Mourinho Berbicara Mengenai Julukan Raja Penalti – Jose Mourinho kembali melakukan sebuah mind games di persaingan Liga Primer dengan menekankan salah satu dari mereka yang berada di papan atas telah menjadi “raja penalti”. Penyerang Liverpool Luis Suarez telah banyak dikritik karena betapa mudahnya ia menjatuhkan diri ke tanah di daerah dan secara teratur meninggalkan timnya terlibat dalam kontroversi sebagai hasilnya. Mourinho mengatakan: “Anda tahu raja-raja dari pinalti, anda tahu di mana mereka dan mereka tidak ada di sini, yang membela hukuman yang tampaknya membuat kami menang setelah Samuel Eto’o terjatuh di bawah tantangan Younes Kaboul saat Chelsea menang 4-0 melawan Tottenham, Sabtu.”

Mourinho Berbicara Mengenai Julukan Raja Penalti – “Kami memiliki kesempatan besar di menit kedua pertandingan melawan Tottenham, ketika pemain lain dengan kostum lain akan pergi untuk penalti dan kartu merah untuk kiper.” “[Eden] Hazard tidak melakukan hal itu. Dia mencoba untuk pergi dari kiper dan ia lepas dari sudut yang sulit, tapi pemain lain di liga ini dalam situasi seperti itu, mereka menyerang kiper. Saya melihat video Eto’o dan pinalti tersebut.” Mourinho dapat bersantai minggu ini dengan Chelsea berada di puncak klasemen Liga Premier dan di pinggiran aksi dengan Arsenal dan Manchester City berusaha untuk membalikkan 2-0 leg pertama Liga Champions kekalahan melawan tim terbaik di Eropa. Tapi dia mengatakan bahwa Arsenal bisa pergi ke Bayern Munich dan City ke Barcelona dan tinggal di kompetisi.

Mourinho Berbicara Mengenai Julukan Raja Penalti – “City tidak bisa menang di Barcelona. Barcelona kalah melawan Valladolid dan kalah di kandang melawan Valencia. Jadi, mengapa mereka [City] tidak bisa menang?” “Arsenal, di Bayern, mereka menang 2-0 bisa dan pergi ke perpanjangan waktu? Sulit. Mungkin yang paling sulit, tapi mereka bisa.” Bos Chelsea Jose Mourinho masih menunjukkan kandidat gelar Premier League adalah Manchester City kalah meskipun bergerak tujuh poin di puncak dengan kemenangan 4-0 dari Tottenham di Stamford Bridge. Sisi Mourinho sekarang memiliki gap sembilan poin atas City, tapi sisi Manuel Pellegrini memiliki tiga pertandingan di tangan karena keterlibatan mereka dalam tahap terakhir dari kedua kompetisi piala domestik dan unggul selisih gol.

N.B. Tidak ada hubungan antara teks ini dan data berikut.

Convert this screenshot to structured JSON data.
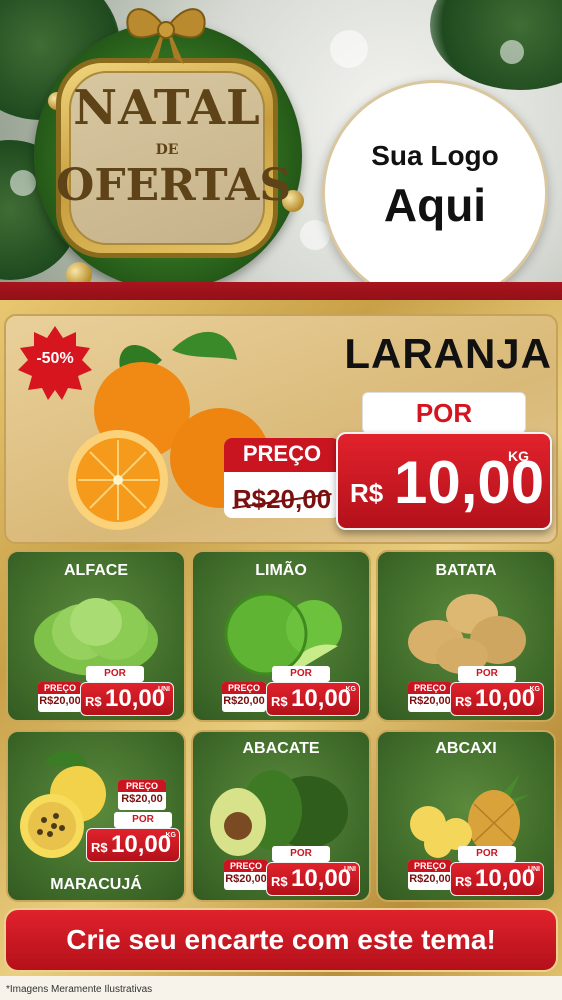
{
  "header": {
    "brand_line1": "NATAL",
    "brand_line2": "DE",
    "brand_line3": "OFERTAS",
    "logo_line1": "Sua Logo",
    "logo_line2": "Aqui"
  },
  "featured": {
    "discount": "-50%",
    "name": "LARANJA",
    "por_label": "POR",
    "preco_label": "PREÇO",
    "old_price": "R$20,00",
    "currency": "R$",
    "price": "10,00",
    "unit": "KG"
  },
  "products": [
    {
      "name": "ALFACE",
      "preco_label": "PREÇO",
      "old_price": "R$20,00",
      "por_label": "POR",
      "currency": "R$",
      "price": "10,00",
      "unit": "UNI"
    },
    {
      "name": "LIMÃO",
      "preco_label": "PREÇO",
      "old_price": "R$20,00",
      "por_label": "POR",
      "currency": "R$",
      "price": "10,00",
      "unit": "KG"
    },
    {
      "name": "BATATA",
      "preco_label": "PREÇO",
      "old_price": "R$20,00",
      "por_label": "POR",
      "currency": "R$",
      "price": "10,00",
      "unit": "KG"
    },
    {
      "name": "MARACUJÁ",
      "preco_label": "PREÇO",
      "old_price": "R$20,00",
      "por_label": "POR",
      "currency": "R$",
      "price": "10,00",
      "unit": "KG"
    },
    {
      "name": "ABACATE",
      "preco_label": "PREÇO",
      "old_price": "R$20,00",
      "por_label": "POR",
      "currency": "R$",
      "price": "10,00",
      "unit": "UNI"
    },
    {
      "name": "ABCAXI",
      "preco_label": "PREÇO",
      "old_price": "R$20,00",
      "por_label": "POR",
      "currency": "R$",
      "price": "10,00",
      "unit": "UNI"
    }
  ],
  "cta": "Crie seu encarte com este tema!",
  "disclaimer": "*Imagens Meramente Ilustrativas",
  "colors": {
    "red": "#c91520",
    "gold": "#d2ad5b",
    "green": "#3e6a29"
  }
}
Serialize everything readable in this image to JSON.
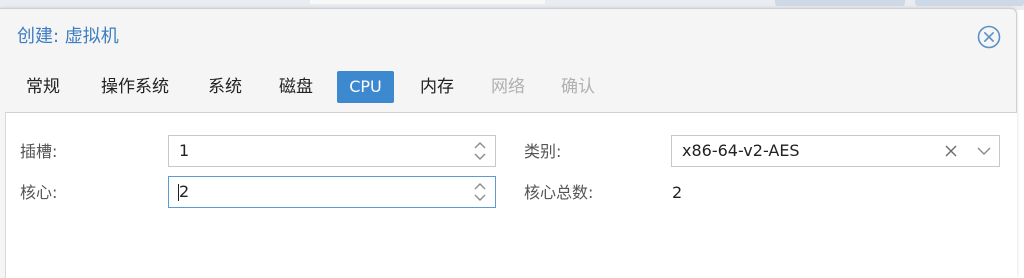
{
  "dialog": {
    "title": "创建: 虚拟机",
    "close_icon": "close-circle-icon"
  },
  "tabs": [
    {
      "label": "常规",
      "state": "normal"
    },
    {
      "label": "操作系统",
      "state": "normal"
    },
    {
      "label": "系统",
      "state": "normal"
    },
    {
      "label": "磁盘",
      "state": "normal"
    },
    {
      "label": "CPU",
      "state": "active"
    },
    {
      "label": "内存",
      "state": "normal"
    },
    {
      "label": "网络",
      "state": "disabled"
    },
    {
      "label": "确认",
      "state": "disabled"
    }
  ],
  "cpu": {
    "sockets_label": "插槽:",
    "sockets_value": "1",
    "cores_label": "核心:",
    "cores_value": "2",
    "type_label": "类别:",
    "type_value": "x86-64-v2-AES",
    "total_cores_label": "核心总数:",
    "total_cores_value": "2"
  },
  "colors": {
    "accent": "#3d89d0",
    "title": "#3d7ec0",
    "disabled": "#b0b0b0"
  }
}
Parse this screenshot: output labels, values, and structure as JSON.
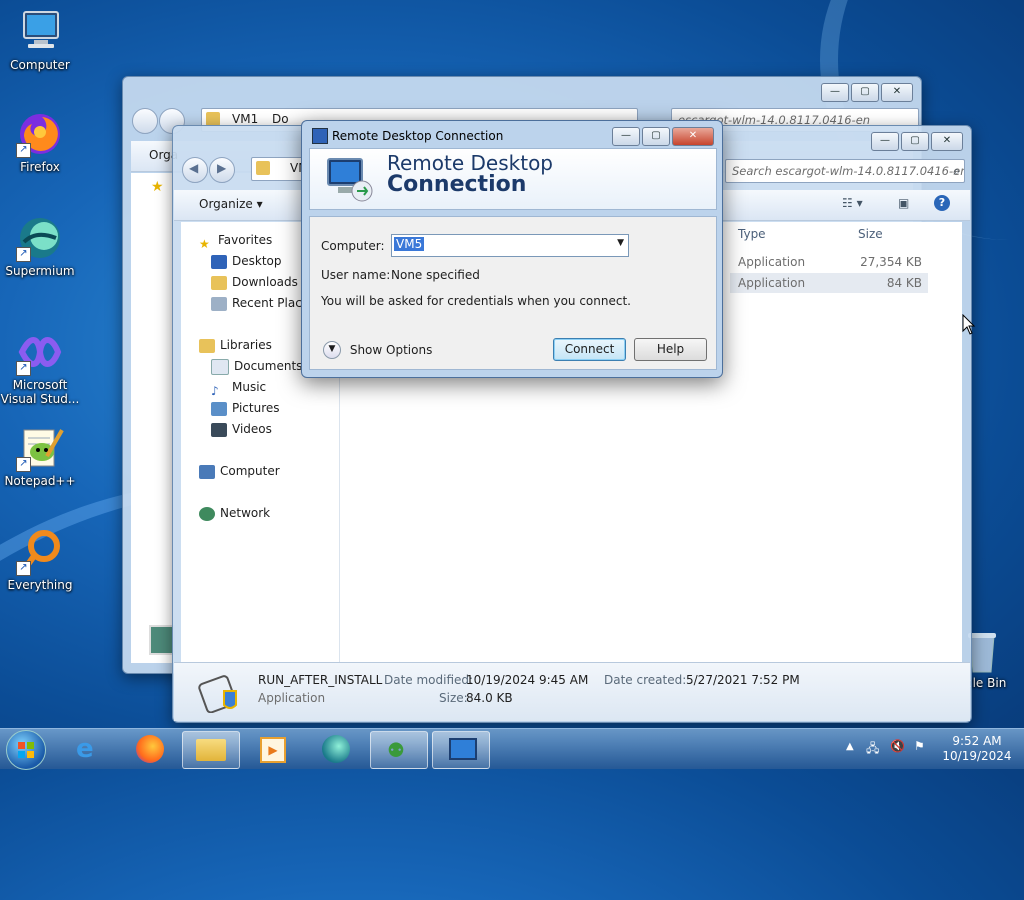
{
  "desktop_icons": [
    {
      "label": "Computer"
    },
    {
      "label": "Firefox"
    },
    {
      "label": "Supermium"
    },
    {
      "label": "Microsoft Visual Stud..."
    },
    {
      "label": "Notepad++"
    },
    {
      "label": "Everything"
    },
    {
      "label": "cle Bin"
    }
  ],
  "back_window": {
    "breadcrumb": [
      "VM1",
      "Do"
    ],
    "search_placeholder": "escargot-wlm-14.0.8117.0416-en",
    "organize_label": "Orga"
  },
  "explorer": {
    "breadcrumb_root": "VM",
    "search_placeholder": "Search escargot-wlm-14.0.8117.0416-en",
    "organize_label": "Organize",
    "nav": {
      "favorites": "Favorites",
      "desktop": "Desktop",
      "downloads": "Downloads",
      "recent_places": "Recent Places",
      "libraries": "Libraries",
      "documents": "Documents",
      "music": "Music",
      "pictures": "Pictures",
      "videos": "Videos",
      "computer": "Computer",
      "network": "Network"
    },
    "columns": {
      "type": "Type",
      "size": "Size"
    },
    "files": [
      {
        "type": "Application",
        "size": "27,354 KB"
      },
      {
        "type": "Application",
        "size": "84 KB"
      }
    ],
    "details": {
      "name": "RUN_AFTER_INSTALL",
      "kind": "Application",
      "modified_label": "Date modified:",
      "modified_value": "10/19/2024 9:45 AM",
      "created_label": "Date created:",
      "created_value": "5/27/2021 7:52 PM",
      "size_label": "Size:",
      "size_value": "84.0 KB"
    }
  },
  "rdc": {
    "window_title": "Remote Desktop Connection",
    "banner_line1": "Remote Desktop",
    "banner_line2": "Connection",
    "computer_label": "Computer:",
    "computer_value": "VM5",
    "username_label": "User name:",
    "username_value": "None specified",
    "credentials_note": "You will be asked for credentials when you connect.",
    "show_options": "Show Options",
    "connect_button": "Connect",
    "help_button": "Help"
  },
  "taskbar": {
    "time": "9:52 AM",
    "date": "10/19/2024"
  }
}
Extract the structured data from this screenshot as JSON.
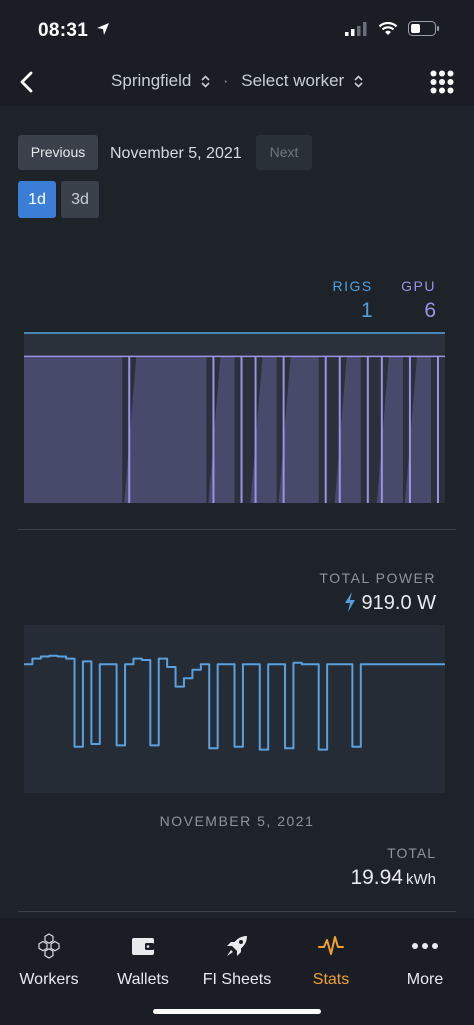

Mourinho Berbicara Mengenai Julukan Raja Penalti – “Saya ingin berada di posisi mereka, karena jika mereka memenangkan pertandingan mereka berada di puncak klasemen,” kata Mourinho. “Jika kami memenangkan sembilan pertandingan berikutnya, kita tidak mungkin menjadi juara. “Jika Manchester City memenangkan 12 pertandingan yang mereka miliki, mereka adalah juara. Mereka memiliki nasib mereka di tangan mereka dan kami tidak memiliki nasib kita. Saya lebih suka untuk memiliki nasib saya di tangan saya. Ini tidak tergantung pada kami. Ini tergantung pada mereka.” Mourinho mengakui misi satu musim kembali telah selesai, meskipun, dengan posisi empat besar dan lolos ke Liga Champions tampaknya aman baginya.

Mourinho Berbicara Mengenai Julukan Raja Penalti – “Empat tim teratas bagi kita untuk kalah,” kata Mourinho, yang timnya memiliki keuntungan memerintah atas urutan kelima Spurs, urutan keenam Manchester United dan Everton ketujuh.